Put $\frac{1}{a_n}-\frac{x}{a_n{a}_{n+1}}=\frac{1}{a_n+y_n}$;
then $(a_n+y_n)(a_{n+1}-x)=a_n{a}_{n+1}$;
$\therefore y_n=\frac{a_{n}x}{a_{n+1}-x}$.
Hence $\frac{1}{a_0}-\frac{x}{a_0{a}_1}=\frac{1}{a_0+y_0}=\frac{1}{a_0+}\frac{a_{0}x}{a_1-x}$.

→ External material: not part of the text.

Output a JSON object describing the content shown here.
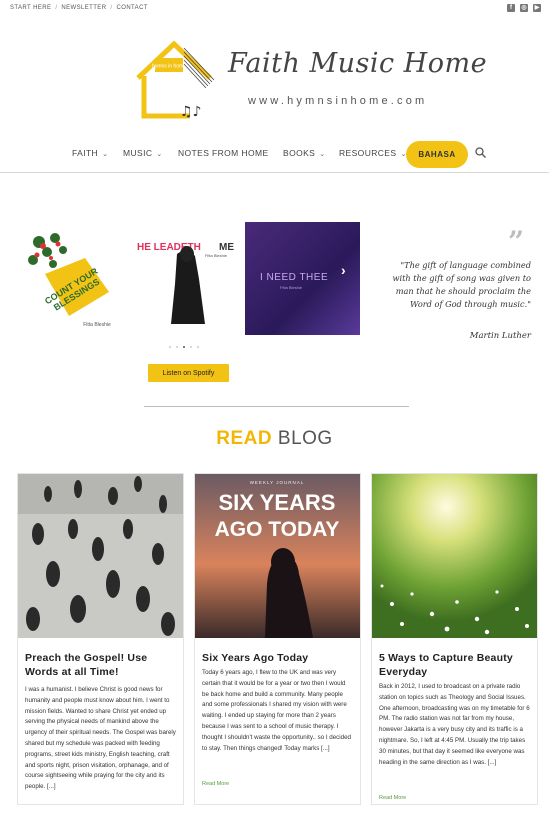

Again, $\frac{1}{a_0}-\frac{x}{a_0{a}_1}+\frac{x^2}{a_0{a}_1{a}_2}=\frac{1}{a_0}-\frac{x}{a_0}(\frac{1}{a_1}-\frac{x}{a_1{a}_2})=\frac{1}{a_0}-\frac{x}{a_0(a_1+y_1)}$
$=\frac{1}{a_0+}\frac{a_{0}x}{a_1+y_1-x}$
$=\frac{1}{a_0+}\frac{a_{0}x}{a_1-x+}\frac{a_{1}x}{a_2-x}$;
and generally $\frac{1}{a_0}-\frac{x}{a_0{a}_1}+\frac{x^2}{a_0{a}_1{a}_2}-\cdots +{(-1)}^n\frac{x^n}{a_0{a}_1{a}_2\dots a_n}$
$=\frac{1}{a_0+}\frac{a_{0}x}{a_1-x+}\frac{a_{1}x}{a_2-x+}\cdots \frac{a_{n-1}x}{a_n-x}$.